[AusNOG] Why is peering in Australia so hard?
Bevan Slattery
bevan at slattery.net.au
Sun Aug 4 17:14:38 EST 2013
Josh please read below
From: Joshua D'Alton <joshua at railgun.com.au>
Date: Sunday, 4 August 2013 4:56 PM
To: Cameron Daniel <cdaniel at nurve.com.au>
Cc: "ausnog at ausnog.net" <ausnog at ausnog.net>
Subject: Re: [AusNOG] Why is peering in Australia so hard?
"True, but those small ISPs are single homed and will have quite simple
setups. Indeed a cross connect or worst case some fiber interconnect might
be relatively cheap, but peering requires talking BGP and that for a start
requires more expensive gear (lol @ megaport $500/month for 10G, cheap on
OPEX sure but a single fiber module will cost you a years worth of peering,
and a router another 5-20yrs so the CAPEX is the issue there), and then the
engineering side."
Not sure if this is an attempt at FUD or just a general lack of
understanding where 10G is in the year 2013.
10G Optics are somewhere between $100-$300 depending on vendor (fibre pair).
We also buy single fibre/bi-di 10G SFP+ for less than $500 each.
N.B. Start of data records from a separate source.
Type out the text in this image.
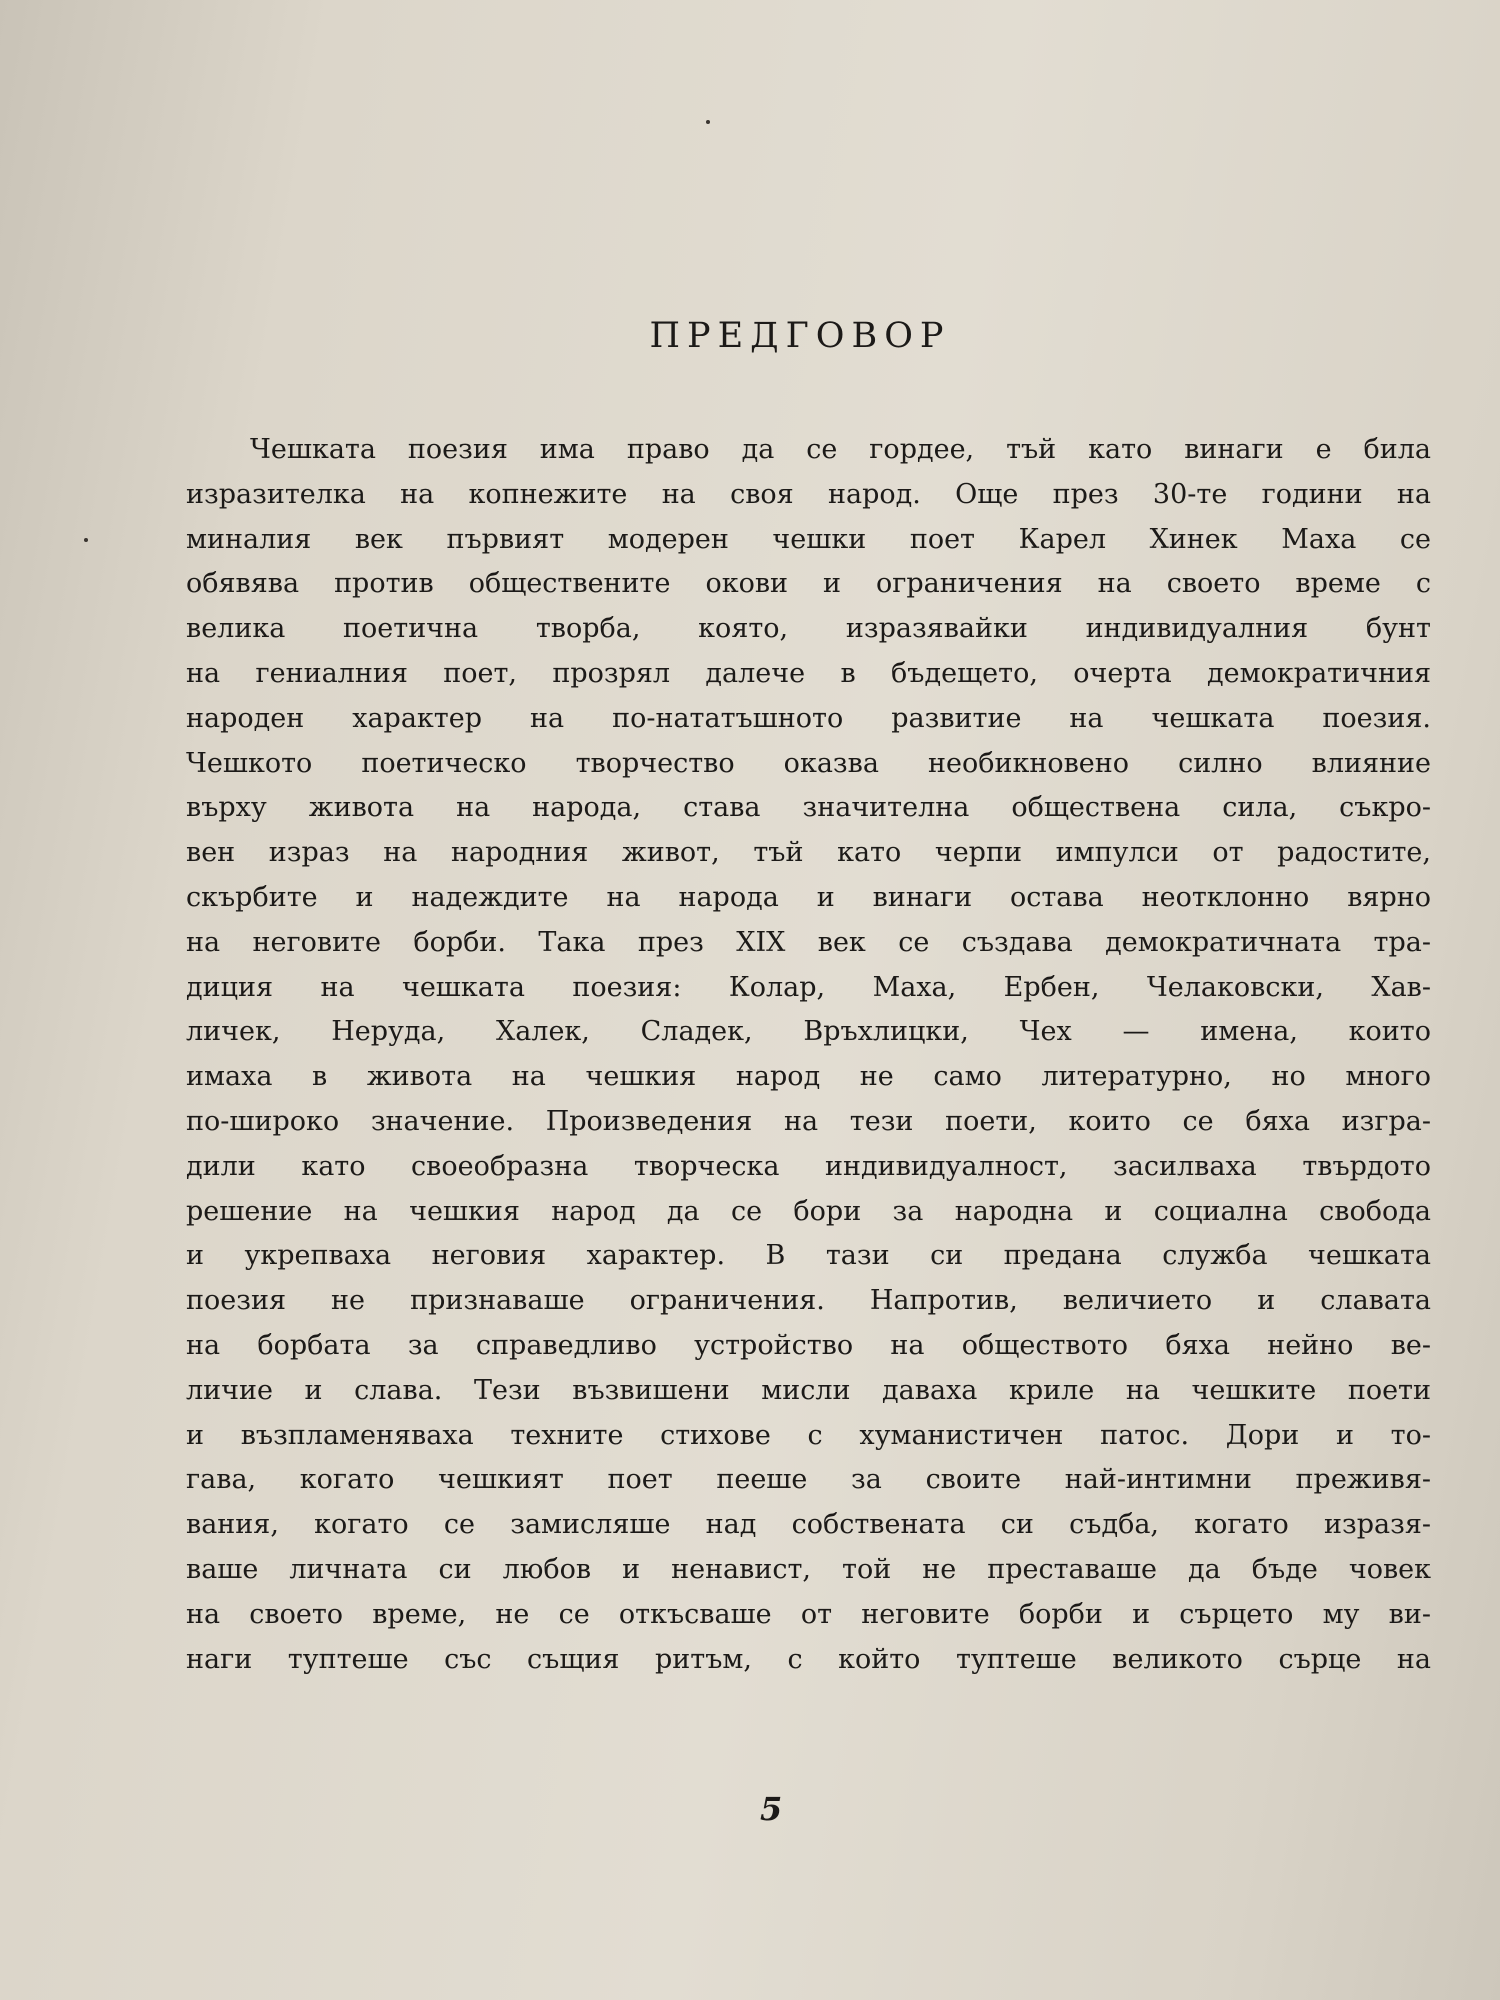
ПРЕДГОВОР
Чешката поезия има право да се гордее, тъй като винаги е била
изразителка на копнежите на своя народ. Още през 30-те години на
миналия век първият модерен чешки поет Карел Хинек Маха се
обявява против обществените окови и ограничения на своето време с
велика поетична творба, която, изразявайки индивидуалния бунт
на гениалния поет, прозрял далече в бъдещето, очерта демократичния
народен характер на по-нататъшното развитие на чешката поезия.
Чешкото поетическо творчество оказва необикновено силно влияние
върху живота на народа, става значителна обществена сила, съкро-
вен израз на народния живот, тъй като черпи импулси от радостите,
скърбите и надеждите на народа и винаги остава неотклонно вярно
на неговите борби. Така през XIX век се създава демократичната тра-
диция на чешката поезия: Колар, Маха, Ербен, Челаковски, Хав-
личек, Неруда, Халек, Сладек, Връхлицки, Чех — имена, които
имаха в живота на чешкия народ не само литературно, но много
по-широко значение. Произведения на тези поети, които се бяха изгра-
дили като своеобразна творческа индивидуалност, засилваха твърдото
решение на чешкия народ да се бори за народна и социална свобода
и укрепваха неговия характер. В тази си предана служба чешката
поезия не признаваше ограничения. Напротив, величието и славата
на борбата за справедливо устройство на обществото бяха нейно ве-
личие и слава. Тези възвишени мисли даваха криле на чешките поети
и възпламеняваха техните стихове с хуманистичен патос. Дори и то-
гава, когато чешкият поет пееше за своите най-интимни преживя-
вания, когато се замисляше над собствената си съдба, когато изразя-
ваше личната си любов и ненавист, той не преставаше да бъде човек
на своето време, не се откъсваше от неговите борби и сърцето му ви-
наги туптеше със същия ритъм, с който туптеше великото сърце на
5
A couple
of ISP's connecting to Megaport on Test Drive didn't have any 10G gear so we
"loaned" them a Brocade switch (4x10G slots and 24x1G holes) for a grand
total cost to us of somewhere around $1,500/switch. In fact I just ordered
another 12 of these said switches. Regardless all these providers had 10G
on their roadmap within 6-12 months so this is a good "bridge" for them (pun
intended).
So the actual cost of the optics is so low I'll give them to any Megaport
customer because we buy them by the hundreds literally. And 10G switches
are so cheap I buy them by the dozen. 10G capable routers are less than
$10k.
Probably time to get a new price book me thinks.